Some, though, say, “If we don’t respond within twelve weeks, please feel free to reach out.” Look at that! Your writer friend has permission to ask how the query is going! That’s reassuring, right? Wrong, it’s terrifying. I’ve gotten up the guts to do it only one time.

So. After some completely unknown period of time one of four things will happen with your friend’s query.

  1. It will never be answered and they’ll eventually consider it closed but they’ll never be really sure. Maybe the agent didn’t even get it? Maybe the agent did email you but you didn’t get that? It’s a mystery forever.

  2. It will be rejected. A bummer! But at least your writer friend can move on from that one now.

  3. It will get a partial request! Exciting! An agent read your friend or family member’s query and liked what they saw enough to ask to read more—most often the first three chapters, the first fifty pages, or the first hundred pages. Then your friend goes back to waiting. For how long this time? We still don’t know! But however long it does take, one of two things will happen:

    • It will be rejected. More of a bummer than a query rejection! But at least your writer friend has had a solid confidence boost, maybe some feedback and encouragement, and can move on from that one.

    • It will be upgraded to a full request! Exciting, see below, point 4!

  4. It will get a full request! Exciting! An agent read your friend or family member’s query and liked what they saw enough to ask to read more, and to be sent the entire book! Then your friend goes back to waiting. For how long this time? We still don’t know! But however long it does take, one of four things will happen:

    • It will be rejected without much fanfare. Really big bummer! But at least your writer friend has had a really solid confidence boost, maybe some feedback and encouragement, and can move on from that one.

    • It will be rejected in a lovely manner. Less of a bummer! Your writer friend got a super confidence boost, probably good feedback and encouragement, and maybe even an invitation from the agent to query them again with another project if they don’t find representation with this one.

    • It will get a revise-and-resubmit request. From what I hear, this can run the gamut from exciting to nerve wracking to a bummer. The agent is interested in your friend’s work but isn’t ready to offer them representation unless they make requested changes and resubmit to make sure the requested changes were done in a way that works for the agent. If your writer friend or family member decides to go for the r&r request, they’ll work hard on the revisions and then send the altered story back, and one of three things will happen.

      • rejected, extreme bummer

      • still need more revisions, try again, extremely mixed feelings

      • an offer! see below!

    • It will get an offer of representation! Joy! The goal! Attained! (Kind of, some more steps to the process of getting an agent appear after this, they usually take about two more weeks before an offer turns into a signing.)
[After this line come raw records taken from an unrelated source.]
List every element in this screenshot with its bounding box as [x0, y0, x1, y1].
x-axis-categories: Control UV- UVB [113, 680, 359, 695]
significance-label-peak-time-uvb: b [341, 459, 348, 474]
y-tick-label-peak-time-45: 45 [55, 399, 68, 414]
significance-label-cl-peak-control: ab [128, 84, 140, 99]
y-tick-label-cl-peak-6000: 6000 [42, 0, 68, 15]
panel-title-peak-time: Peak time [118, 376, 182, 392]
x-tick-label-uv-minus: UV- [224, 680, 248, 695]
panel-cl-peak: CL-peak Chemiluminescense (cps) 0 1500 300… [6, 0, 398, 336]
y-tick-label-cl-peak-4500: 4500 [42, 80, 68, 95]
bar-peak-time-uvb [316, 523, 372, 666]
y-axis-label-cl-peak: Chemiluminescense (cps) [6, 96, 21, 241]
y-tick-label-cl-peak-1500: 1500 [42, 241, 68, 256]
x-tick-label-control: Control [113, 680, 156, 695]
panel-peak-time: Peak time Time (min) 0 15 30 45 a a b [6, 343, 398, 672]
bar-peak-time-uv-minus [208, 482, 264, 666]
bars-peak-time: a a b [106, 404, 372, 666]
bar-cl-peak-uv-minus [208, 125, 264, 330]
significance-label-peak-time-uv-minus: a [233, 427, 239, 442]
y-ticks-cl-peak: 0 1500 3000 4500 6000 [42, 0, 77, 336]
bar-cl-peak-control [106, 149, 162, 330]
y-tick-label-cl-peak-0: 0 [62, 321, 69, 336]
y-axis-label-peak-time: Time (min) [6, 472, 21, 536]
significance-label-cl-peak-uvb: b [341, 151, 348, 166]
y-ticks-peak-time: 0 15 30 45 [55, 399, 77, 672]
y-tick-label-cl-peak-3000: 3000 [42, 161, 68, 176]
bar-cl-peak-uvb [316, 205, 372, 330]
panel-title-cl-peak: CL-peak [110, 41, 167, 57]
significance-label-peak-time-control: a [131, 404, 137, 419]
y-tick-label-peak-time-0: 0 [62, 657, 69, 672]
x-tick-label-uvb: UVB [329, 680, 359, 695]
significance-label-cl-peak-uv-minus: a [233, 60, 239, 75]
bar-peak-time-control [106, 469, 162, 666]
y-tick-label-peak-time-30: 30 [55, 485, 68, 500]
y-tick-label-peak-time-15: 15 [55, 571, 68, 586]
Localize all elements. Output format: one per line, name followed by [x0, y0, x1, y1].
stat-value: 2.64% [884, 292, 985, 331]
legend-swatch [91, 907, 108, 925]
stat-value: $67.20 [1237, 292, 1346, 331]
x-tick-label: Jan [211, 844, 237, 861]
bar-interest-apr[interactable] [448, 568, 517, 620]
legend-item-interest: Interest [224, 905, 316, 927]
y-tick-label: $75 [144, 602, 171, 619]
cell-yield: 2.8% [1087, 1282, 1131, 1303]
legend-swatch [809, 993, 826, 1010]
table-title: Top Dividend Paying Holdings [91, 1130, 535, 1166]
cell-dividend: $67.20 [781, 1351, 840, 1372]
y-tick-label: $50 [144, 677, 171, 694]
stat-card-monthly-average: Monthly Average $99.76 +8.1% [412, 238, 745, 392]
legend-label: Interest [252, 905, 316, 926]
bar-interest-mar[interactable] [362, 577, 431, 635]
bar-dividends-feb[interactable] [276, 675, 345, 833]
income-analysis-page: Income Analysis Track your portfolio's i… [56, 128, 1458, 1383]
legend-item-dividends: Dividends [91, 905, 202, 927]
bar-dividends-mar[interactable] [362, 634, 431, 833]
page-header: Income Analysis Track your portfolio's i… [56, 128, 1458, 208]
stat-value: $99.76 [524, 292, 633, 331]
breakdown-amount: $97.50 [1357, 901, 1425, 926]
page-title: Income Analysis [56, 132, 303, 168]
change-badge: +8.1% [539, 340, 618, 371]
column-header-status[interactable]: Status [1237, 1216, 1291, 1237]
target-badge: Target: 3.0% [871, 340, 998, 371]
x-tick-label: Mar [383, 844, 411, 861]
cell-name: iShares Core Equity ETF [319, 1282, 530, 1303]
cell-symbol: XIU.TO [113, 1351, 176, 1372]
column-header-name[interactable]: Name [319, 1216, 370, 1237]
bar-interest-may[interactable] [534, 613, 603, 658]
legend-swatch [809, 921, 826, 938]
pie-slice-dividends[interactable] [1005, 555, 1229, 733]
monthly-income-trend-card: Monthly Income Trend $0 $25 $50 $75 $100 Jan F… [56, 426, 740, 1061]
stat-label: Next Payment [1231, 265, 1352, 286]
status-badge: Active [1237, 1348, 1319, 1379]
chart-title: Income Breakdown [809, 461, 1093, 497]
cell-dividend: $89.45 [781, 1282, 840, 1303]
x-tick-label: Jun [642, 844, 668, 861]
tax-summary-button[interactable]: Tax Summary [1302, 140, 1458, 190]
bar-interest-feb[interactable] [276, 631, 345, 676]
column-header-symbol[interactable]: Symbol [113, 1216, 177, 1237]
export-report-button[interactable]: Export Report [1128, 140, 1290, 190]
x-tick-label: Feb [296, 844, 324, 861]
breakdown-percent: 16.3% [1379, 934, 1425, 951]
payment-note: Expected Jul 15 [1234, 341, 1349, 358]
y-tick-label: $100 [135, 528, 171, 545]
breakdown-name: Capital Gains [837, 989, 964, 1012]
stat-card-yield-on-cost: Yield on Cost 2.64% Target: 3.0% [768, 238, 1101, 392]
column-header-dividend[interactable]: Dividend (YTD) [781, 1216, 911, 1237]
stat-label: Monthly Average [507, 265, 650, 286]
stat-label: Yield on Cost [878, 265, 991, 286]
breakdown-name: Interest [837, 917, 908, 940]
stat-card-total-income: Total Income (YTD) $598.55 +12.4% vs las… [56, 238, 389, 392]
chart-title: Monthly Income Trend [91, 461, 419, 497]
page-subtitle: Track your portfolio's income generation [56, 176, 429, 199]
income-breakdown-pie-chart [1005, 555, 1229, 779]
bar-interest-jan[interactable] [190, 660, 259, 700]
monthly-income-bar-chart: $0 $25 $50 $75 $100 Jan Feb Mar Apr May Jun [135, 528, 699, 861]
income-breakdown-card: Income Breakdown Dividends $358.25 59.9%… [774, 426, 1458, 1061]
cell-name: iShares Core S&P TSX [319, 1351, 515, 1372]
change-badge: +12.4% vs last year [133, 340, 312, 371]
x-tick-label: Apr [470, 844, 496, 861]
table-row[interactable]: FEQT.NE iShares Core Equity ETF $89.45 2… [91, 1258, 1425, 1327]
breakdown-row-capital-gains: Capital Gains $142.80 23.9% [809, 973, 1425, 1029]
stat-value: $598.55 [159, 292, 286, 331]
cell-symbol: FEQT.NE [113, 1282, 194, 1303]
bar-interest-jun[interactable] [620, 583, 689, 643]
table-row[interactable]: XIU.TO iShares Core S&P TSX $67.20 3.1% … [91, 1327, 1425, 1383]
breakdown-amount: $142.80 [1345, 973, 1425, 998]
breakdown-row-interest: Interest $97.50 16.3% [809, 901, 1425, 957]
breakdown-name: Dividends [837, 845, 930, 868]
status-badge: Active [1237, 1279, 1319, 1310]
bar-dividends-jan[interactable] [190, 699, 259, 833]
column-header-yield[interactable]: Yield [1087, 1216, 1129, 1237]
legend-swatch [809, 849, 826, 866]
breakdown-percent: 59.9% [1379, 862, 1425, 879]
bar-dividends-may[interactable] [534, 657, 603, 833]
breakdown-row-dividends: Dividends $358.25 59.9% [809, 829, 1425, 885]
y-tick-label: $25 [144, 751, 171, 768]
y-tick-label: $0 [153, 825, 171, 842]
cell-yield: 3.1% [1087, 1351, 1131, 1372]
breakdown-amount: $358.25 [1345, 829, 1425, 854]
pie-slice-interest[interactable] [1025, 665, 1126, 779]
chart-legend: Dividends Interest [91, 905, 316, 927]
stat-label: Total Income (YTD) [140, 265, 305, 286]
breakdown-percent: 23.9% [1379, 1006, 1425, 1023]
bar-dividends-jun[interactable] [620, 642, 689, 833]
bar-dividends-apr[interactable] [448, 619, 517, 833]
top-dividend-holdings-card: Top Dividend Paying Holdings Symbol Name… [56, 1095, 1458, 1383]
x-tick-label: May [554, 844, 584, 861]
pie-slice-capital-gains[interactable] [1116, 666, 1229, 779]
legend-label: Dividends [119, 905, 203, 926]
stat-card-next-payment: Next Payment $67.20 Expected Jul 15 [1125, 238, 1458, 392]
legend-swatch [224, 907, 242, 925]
So, okay, once the queries are sent out into the wild, your writer friend or family member has very little control over how long the process will take. More than that, they have almost no real knowledge of how long the querying process will take. I’m sure they loved that you showed interest in their goals! That was really sweet of you! But it’s an impossible question for them to answer. And they probably will tell you when they do have good news to share! But they don’t know when that will be and they cannot guess.

After your writer friend or family member gets an agent, there’s a lot more that has to be done before the book can come out. There’s more revising with the agent, then the agent submits the book to publishing editors and the agent and the author wait together for rejections/acceptances, then there’s probably more editing, honestly this part of the process is not familiar to me but from everything I hear, it’s marked by a lot of the same uncertainty and lack of any distinct timeline for most of it. If any of my friends who are on submission decide to write a blog post of their own about this part of the process, I’ll link that here.

What it all boils down to is that your friend can almost never answer the question of how it’s going or when they’ll have news. But it’s really nice that you cared enough to ask!